Trevor C. Chopko DO MS, Fazal W. Khan MBBS, John M. Stulak MD, Arman Arghami MD MPH
Mayo Clinic
November 25, 2024

Abbreviations and Definitions

AR – Aortic regurgitation
AS – Aortic stenosis
AVR – Aortic valve replacement
CABG – Coronary artery bypass grafting
CAD – Coronary artery disease
DVR – Double valve replacement
GDMT – Goal-directed medical therapy
HF – Heart failure
LAD – Left anterior descending artery
LVEF – Left ventricular ejection fraction
MR – Mitral regurgitation
MS – Mitral stenosis
MVR – Mitral valve replacement
MVr – Mitral valve repair
NYHA – New York Heart Association
OPCAB – Off-pump coronary artery bypass
PCI – Percutaneous coronary intervention
TAVI – Transcatheter aortic valve intervention

Indications and Guidelines for Management

In patients suffering from both coronary artery disease (CAD) and valvular pathology, it is reasonable to pursue concomitant coronary artery bypass grafting (CABG) and valve repair/replacement under one anesthetic and cardiopulmonary bypass event. This approach reduces the procedural, financial, and mental burden for patients. CAD is commonly found in patients with valvular dysfunction, and untreated CAD is associated with worse outcomes in patients undergoing isolated transcatheter or surgical valve replacement.^1-4 Additionally, improvements in diagnostics and preoperative optimization have increased surgeon comfort with simultaneous CABG and aortic valve replacement (AVR), mitral valve replacement/repair (MVR/r), or double valve repair/replacement (DVR).

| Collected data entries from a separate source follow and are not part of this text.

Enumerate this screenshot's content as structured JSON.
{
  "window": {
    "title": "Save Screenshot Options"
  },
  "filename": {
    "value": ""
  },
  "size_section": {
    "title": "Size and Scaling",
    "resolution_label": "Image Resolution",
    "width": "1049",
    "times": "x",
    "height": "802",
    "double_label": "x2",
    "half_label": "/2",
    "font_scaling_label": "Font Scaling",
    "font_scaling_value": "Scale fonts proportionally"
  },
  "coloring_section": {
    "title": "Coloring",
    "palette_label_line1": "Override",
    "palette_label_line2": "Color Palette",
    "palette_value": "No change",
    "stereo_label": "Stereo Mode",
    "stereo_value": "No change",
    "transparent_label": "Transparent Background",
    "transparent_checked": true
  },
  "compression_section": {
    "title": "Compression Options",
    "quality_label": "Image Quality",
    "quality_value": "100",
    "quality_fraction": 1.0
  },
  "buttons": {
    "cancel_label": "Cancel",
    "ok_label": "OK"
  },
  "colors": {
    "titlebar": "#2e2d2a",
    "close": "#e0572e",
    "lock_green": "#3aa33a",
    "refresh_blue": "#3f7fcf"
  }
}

It is worth noting that combining CABG and valve repair/replacement is associated with increased morbidity, mortality, and reduced survival compared to CABG or valve repair/replacement in isolation.^4-9 However, this increased risk is attributable to the fact that the patient has a more complex disease process involving both valves and coronaries, in addition to the complexity of a combined CABG and valve repair/replacement procedure. Irrespective, one of the strongest predictors of early death in CAD patients undergoing valve repair/replacement is omitting revascularization.^10-12 Thus, when feasible, combined CABG and valve repair/replacement should be pursued in select candidates.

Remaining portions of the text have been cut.